The Siberian and Birman are said to produce lower levels of Fel d 1 and, therefore, provide less allergic reactions than do most other cats. That is why they are said to have hypoallergenic qualities (having a decreased tendency to provoke an allergic reaction). The only way to tell for sure if your allergies will tolerate these wonderful breeds is to spend some time in a home with adult cats.

When going to a breeder's home to do an allergy test, you should keep the same clothes on for up to 12 hours after exposure to see if any symptoms appear later. For some people, allergic symptoms may not occur until there have been several days or weeks of continuous exposure to the cat.

People are quick to blame an allergy on their cat even if they haven't suffered previously. Doctors too find the cat a convenient scapegoat. Many people re-home or euthanize cats, only to find that they are allergic to dust mites, furniture polish or dust from a new carpet. If you are having allergy symptoms and think it may be due to your cat, have a skin test done to make sure it isn't something else you are reacting to. Some allergy sufferers are successfully treated for cat-allergy by desensitizing injections.

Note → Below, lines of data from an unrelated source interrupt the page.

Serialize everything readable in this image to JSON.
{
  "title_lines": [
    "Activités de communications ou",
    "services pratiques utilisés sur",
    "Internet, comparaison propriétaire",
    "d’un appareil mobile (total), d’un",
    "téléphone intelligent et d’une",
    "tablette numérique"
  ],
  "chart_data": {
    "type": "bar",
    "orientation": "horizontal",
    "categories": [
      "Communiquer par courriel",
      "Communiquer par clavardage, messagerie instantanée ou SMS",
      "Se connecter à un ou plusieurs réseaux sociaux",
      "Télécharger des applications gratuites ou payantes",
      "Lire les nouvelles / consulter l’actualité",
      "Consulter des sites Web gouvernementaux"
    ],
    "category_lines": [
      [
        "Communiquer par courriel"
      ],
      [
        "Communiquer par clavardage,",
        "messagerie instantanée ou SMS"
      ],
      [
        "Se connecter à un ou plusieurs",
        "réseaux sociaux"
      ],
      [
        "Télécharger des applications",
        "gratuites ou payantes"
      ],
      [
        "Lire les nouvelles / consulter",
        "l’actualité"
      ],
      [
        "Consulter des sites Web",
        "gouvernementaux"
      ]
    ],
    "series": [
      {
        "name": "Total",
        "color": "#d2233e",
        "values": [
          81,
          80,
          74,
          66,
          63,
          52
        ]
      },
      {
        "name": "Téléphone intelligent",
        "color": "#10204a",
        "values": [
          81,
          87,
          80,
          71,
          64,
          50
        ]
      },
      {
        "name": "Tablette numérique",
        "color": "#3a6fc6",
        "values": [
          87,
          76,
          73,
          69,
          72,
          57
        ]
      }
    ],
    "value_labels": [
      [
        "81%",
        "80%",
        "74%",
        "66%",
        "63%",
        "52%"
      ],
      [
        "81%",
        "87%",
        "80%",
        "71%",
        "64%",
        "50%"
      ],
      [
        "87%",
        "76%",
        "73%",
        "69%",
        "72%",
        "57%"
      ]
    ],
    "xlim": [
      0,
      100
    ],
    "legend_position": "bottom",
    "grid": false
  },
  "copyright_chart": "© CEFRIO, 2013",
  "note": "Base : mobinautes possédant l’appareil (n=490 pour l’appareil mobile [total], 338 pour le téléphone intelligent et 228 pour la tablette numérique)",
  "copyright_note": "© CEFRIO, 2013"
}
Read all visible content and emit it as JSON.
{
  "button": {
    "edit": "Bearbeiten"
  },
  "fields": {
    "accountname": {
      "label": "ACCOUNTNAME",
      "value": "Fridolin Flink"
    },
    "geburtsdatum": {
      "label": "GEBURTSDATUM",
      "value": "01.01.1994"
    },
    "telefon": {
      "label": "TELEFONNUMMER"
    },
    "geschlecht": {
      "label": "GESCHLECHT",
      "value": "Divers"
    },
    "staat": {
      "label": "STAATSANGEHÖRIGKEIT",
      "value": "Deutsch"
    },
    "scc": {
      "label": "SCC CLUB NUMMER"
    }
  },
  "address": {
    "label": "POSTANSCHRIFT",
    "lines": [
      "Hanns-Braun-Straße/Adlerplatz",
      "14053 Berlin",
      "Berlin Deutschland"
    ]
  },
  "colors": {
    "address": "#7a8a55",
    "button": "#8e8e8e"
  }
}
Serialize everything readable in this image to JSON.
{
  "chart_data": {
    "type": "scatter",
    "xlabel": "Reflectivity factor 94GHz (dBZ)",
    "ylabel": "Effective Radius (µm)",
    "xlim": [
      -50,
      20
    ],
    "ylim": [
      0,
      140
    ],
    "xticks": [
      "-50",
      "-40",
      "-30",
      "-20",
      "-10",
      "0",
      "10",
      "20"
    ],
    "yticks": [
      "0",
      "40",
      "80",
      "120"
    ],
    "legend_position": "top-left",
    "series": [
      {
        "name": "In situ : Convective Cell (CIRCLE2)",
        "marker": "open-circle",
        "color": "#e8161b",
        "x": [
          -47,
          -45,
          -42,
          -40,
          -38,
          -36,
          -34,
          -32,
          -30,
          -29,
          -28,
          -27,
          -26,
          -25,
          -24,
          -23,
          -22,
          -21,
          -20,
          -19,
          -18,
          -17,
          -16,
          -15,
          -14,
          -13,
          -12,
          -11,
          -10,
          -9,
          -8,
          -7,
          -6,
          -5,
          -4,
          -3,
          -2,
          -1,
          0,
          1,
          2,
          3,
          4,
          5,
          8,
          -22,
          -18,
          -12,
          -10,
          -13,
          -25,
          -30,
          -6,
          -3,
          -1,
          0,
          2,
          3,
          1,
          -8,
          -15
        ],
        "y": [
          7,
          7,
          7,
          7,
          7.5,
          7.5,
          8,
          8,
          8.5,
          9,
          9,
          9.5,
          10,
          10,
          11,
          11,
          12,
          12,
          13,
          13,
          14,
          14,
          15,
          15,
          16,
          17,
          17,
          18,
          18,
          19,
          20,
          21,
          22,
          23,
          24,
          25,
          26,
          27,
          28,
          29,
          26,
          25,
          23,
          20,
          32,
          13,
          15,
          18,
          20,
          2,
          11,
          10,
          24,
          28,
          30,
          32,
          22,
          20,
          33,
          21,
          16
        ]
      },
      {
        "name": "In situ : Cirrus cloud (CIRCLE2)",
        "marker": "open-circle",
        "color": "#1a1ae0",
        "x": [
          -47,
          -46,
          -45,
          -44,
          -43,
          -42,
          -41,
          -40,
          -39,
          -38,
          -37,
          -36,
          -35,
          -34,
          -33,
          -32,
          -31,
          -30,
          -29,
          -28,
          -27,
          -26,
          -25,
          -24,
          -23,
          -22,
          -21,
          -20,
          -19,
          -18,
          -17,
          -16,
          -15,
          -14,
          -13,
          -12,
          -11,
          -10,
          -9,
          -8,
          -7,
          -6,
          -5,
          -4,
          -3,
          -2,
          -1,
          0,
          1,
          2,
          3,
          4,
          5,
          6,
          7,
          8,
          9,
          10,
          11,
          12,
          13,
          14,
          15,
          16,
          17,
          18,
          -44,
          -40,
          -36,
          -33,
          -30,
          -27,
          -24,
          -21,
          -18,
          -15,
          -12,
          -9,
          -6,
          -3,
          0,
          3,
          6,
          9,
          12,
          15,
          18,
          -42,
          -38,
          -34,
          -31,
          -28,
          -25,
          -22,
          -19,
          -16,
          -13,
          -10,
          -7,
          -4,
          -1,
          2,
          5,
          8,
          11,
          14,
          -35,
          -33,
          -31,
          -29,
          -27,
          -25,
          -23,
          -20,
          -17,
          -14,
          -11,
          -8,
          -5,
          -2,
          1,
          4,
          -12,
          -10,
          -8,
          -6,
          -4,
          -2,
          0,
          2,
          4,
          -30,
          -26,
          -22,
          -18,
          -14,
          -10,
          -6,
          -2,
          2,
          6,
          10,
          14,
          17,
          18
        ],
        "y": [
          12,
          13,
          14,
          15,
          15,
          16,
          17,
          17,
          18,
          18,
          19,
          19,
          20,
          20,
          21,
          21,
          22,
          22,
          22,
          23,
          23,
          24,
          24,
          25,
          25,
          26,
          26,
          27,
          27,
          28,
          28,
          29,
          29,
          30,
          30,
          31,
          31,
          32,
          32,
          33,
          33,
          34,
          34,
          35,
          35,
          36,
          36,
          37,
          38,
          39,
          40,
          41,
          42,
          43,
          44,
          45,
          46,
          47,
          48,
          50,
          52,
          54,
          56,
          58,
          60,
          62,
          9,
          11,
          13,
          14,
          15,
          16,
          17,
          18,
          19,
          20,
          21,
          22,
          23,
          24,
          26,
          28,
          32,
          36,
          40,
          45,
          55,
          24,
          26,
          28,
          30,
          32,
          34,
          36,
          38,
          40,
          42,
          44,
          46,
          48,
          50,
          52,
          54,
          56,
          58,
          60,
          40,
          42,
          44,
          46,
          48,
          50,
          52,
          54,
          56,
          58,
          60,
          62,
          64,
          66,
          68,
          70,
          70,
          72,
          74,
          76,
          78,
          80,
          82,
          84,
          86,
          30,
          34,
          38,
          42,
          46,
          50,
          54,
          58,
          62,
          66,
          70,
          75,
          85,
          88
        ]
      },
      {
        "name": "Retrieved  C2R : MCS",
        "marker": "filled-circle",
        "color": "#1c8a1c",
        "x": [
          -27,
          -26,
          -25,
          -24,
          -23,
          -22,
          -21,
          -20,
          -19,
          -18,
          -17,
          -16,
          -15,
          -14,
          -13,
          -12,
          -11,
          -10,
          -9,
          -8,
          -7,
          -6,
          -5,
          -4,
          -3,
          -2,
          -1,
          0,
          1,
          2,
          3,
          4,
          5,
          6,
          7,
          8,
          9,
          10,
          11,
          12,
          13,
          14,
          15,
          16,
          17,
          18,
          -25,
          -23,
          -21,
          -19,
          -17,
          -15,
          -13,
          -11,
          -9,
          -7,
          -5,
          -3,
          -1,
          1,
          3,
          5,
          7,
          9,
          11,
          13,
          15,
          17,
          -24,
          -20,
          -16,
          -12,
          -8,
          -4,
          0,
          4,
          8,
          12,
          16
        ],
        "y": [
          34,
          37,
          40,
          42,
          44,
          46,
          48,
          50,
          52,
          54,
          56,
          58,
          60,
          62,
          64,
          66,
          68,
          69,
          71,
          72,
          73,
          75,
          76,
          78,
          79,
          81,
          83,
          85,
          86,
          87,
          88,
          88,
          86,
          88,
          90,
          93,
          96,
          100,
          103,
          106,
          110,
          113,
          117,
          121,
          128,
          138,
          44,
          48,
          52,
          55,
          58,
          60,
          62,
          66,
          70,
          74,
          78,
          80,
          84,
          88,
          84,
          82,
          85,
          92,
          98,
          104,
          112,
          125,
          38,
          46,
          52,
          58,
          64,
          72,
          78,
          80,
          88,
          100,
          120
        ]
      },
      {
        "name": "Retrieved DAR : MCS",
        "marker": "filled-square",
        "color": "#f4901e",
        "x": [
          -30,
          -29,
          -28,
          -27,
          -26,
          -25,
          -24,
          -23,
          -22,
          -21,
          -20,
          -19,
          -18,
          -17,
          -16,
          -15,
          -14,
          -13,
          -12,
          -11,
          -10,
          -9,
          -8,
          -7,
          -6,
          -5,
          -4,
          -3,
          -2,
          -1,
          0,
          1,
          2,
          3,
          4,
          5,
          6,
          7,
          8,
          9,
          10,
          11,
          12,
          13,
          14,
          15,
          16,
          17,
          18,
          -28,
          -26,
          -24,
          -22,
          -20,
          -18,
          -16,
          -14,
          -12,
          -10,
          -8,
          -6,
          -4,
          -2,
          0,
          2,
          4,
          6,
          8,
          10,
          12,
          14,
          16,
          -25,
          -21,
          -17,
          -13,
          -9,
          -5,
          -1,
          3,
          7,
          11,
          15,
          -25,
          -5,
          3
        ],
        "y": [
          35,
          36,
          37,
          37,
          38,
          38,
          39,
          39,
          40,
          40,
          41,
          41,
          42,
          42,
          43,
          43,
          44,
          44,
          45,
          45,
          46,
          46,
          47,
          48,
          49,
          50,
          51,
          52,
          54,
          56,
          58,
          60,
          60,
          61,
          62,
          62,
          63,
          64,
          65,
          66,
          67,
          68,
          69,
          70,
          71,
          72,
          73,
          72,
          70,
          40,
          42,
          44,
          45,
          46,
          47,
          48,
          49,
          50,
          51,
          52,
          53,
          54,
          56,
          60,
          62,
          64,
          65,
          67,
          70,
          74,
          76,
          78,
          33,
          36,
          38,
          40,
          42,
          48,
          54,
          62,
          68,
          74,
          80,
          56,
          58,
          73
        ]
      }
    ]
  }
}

How can I reduce allergies in my home?

  • Ensure your cat is spayed or neutered as early as possible.
  • Wash your hands after handling your cat and refrain from touching your face or eyes.
  • The use of allergy wipes, such as Allerpet, has proved effective in reducing cat allergens on the cat and thus in your home. Studies have shown that it was effective for around 80% of its users.
  • Keep the house as clean as possible by washing floors and bedding often with hot water to eliminate the allergens.
  • Use high-efficiency air cleaners, either central or portable. An air filtration system will reduce the amount of allergens circulated.
  • Vacuum carpets with a HEPA equipped vacuum cleaner. This will reduce the allergens. Cat dander settles onto carpets and soft furnishings, which act as a reservoir for the allergen, releasing it back into the air when touched. Remove carpeting if possible.
  • Ventilate your house. Opening windows and using exhaust fans can help increase air exchange and decrease airborne allergens.
  • Use dust sprays while dusting to minimize dust spread.
  • Wool attracts allergens. Try to avoid wearing it.
  • Avoid heavy drapes that trap the allergens and dust.
  • Keep the cat litter in a well-ventilated area and dip, rather than pour it out when you empty the box. Also use litter that is as dust free as possible.
  • Consult your veterinarian about products that you can bathe your cat in to help reduce the allergens.
  • Reduce your other allergies. Few people are allergic only to cats.